Am Fundort der Statue errichteten Klausner ein kleines Kirchlein zu Ehren des heiligen Quirin und das Glöckchen fand im Turm seinen Platz. Später siedelten sich dort Waldbauern an und es entstand so der Weiler St. Quirin, der späteren gleichnamigen Pfarre. Seitdem ertönte bei jeder Taufe, Firmung, Hochzeit oder Beerdigung das Glöckchen. Und gerade dann, wenn einem die letzte Stunde geschlagen und Gevatter Tod denjenigen zu sich geholt hatte, jammerte das Glöckchen der armen Seele nach.

Nein! Das Schicksal des über 800 Jahre alten Geläuts, eine Kanone zu werden, durfte einfach nicht sein. Pfarrer Arnoldus holte mit Hilfe aller Einwohner das Glöckchen nächtens aus dem Kirchturm, und man vergrub es heimlich in dem nah gelegenen Acker des schwerkranken Bauern Radulf Kreutzthaler. Dann nahm der Pfarrer allen Bürgern bei der Beichte das Versprechen ab, Stillschweigen über den Verbleib des Glöckchens zu bewahren.

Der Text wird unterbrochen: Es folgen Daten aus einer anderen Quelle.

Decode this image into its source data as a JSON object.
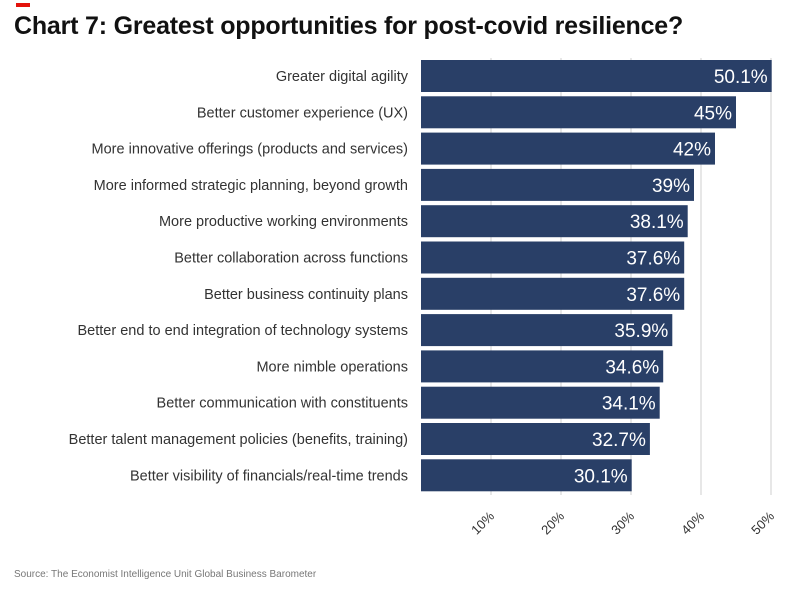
{
  "title": "Chart 7: Greatest opportunities for post-covid resilience?",
  "source": "Source: The Economist Intelligence Unit Global Business Barometer",
  "colors": {
    "accent": "#e3120b",
    "bar": "#293f67",
    "grid": "#cfcfcf",
    "label": "#333333",
    "value_label": "#ffffff"
  },
  "chart_data": {
    "type": "bar",
    "orientation": "horizontal",
    "title": "Chart 7: Greatest opportunities for post-covid resilience?",
    "categories": [
      "Greater digital agility",
      "Better customer experience (UX)",
      "More innovative offerings (products and services)",
      "More informed strategic planning, beyond growth",
      "More productive working environments",
      "Better collaboration across functions",
      "Better business continuity plans",
      "Better end to end integration of technology systems",
      "More nimble operations",
      "Better communication with constituents",
      "Better talent management policies (benefits, training)",
      "Better visibility of financials/real-time trends"
    ],
    "values": [
      50.1,
      45,
      42,
      39,
      38.1,
      37.6,
      37.6,
      35.9,
      34.6,
      34.1,
      32.7,
      30.1
    ],
    "value_labels": [
      "50.1%",
      "45%",
      "42%",
      "39%",
      "38.1%",
      "37.6%",
      "37.6%",
      "35.9%",
      "34.6%",
      "34.1%",
      "32.7%",
      "30.1%"
    ],
    "x_ticks": [
      10,
      20,
      30,
      40,
      50
    ],
    "x_tick_labels": [
      "10%",
      "20%",
      "30%",
      "40%",
      "50%"
    ],
    "xlim": [
      0,
      50
    ],
    "xlabel": "",
    "ylabel": "",
    "grid": true
  }
}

Die Kriegswirren wogten weiter hin und her, aber das Tal blieb von allen Gräueltaten dennoch verschont. Und welch Wunder, in der kleinen Gemeinde verstarb kein Mensch mehr! Auch nicht der todkranke Bauer Kreutzthaler. Keiner von den Schwachen, Gebrechlichen oder Unterernährten verschied - alle lebten weiter.
Es gingen fast sechzehn Jahre ins Land und so manch einer siechte nur noch vor sich hin. Dann, am 24. Oktober 1648, wurde der „Westfälischen Frieden“ in der Stadt Münster beschlossen und es kehrte in alle Länder wieder Ruhe und Ordnung ein.

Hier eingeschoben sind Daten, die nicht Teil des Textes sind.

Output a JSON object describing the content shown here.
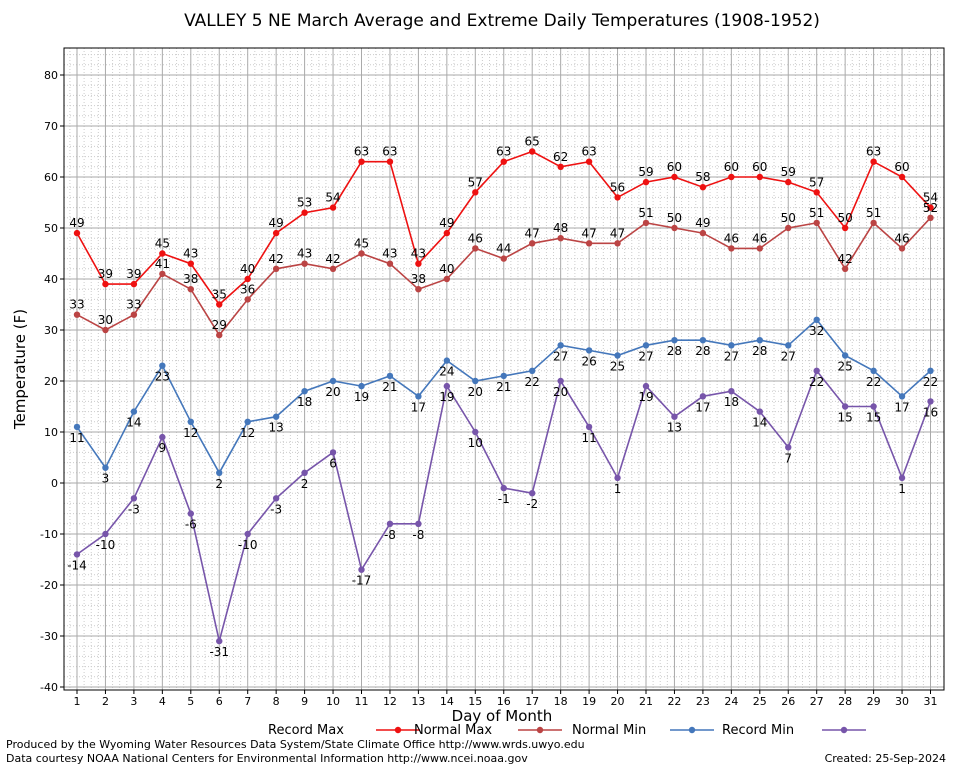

Die Nachricht vom Ende des Krieges erreichte auch bald die Pfarre St. Quirin. Sofort grub man das Glöckchen aus und schaffte es zu dem Kirchlein. Vor dem feierlichen Gottesdienst wurde es wieder an seinen angestandenen Platz gebracht. Und als beim Sanctus der erste Glockenschlag erklang, geschah Ungeheuerliches – fast die Hälfte der Gemeinde, ob in der Kirche anwesend oder nicht, sank danieder und verstarb sofort.

Was niemand wusste, keinem hatte mehr die Stunde des Todes geschlagen, weil ja das fehlende Glöckchen Jahrelang geschwiegen hatte.
Jetzt rief es nicht nur die Lebenden und Verstorbenen, sondern auch die schon längst sterbefälligen Toten zum Gehen.

Oder war es bei den Letzteren vielleicht doch die heidnische Göttin „Hel“, deren Mythos in dem bronzenen Glöckchen für immer eingeschmolzen, die immer noch die ausstehenden Toten zu sich rief?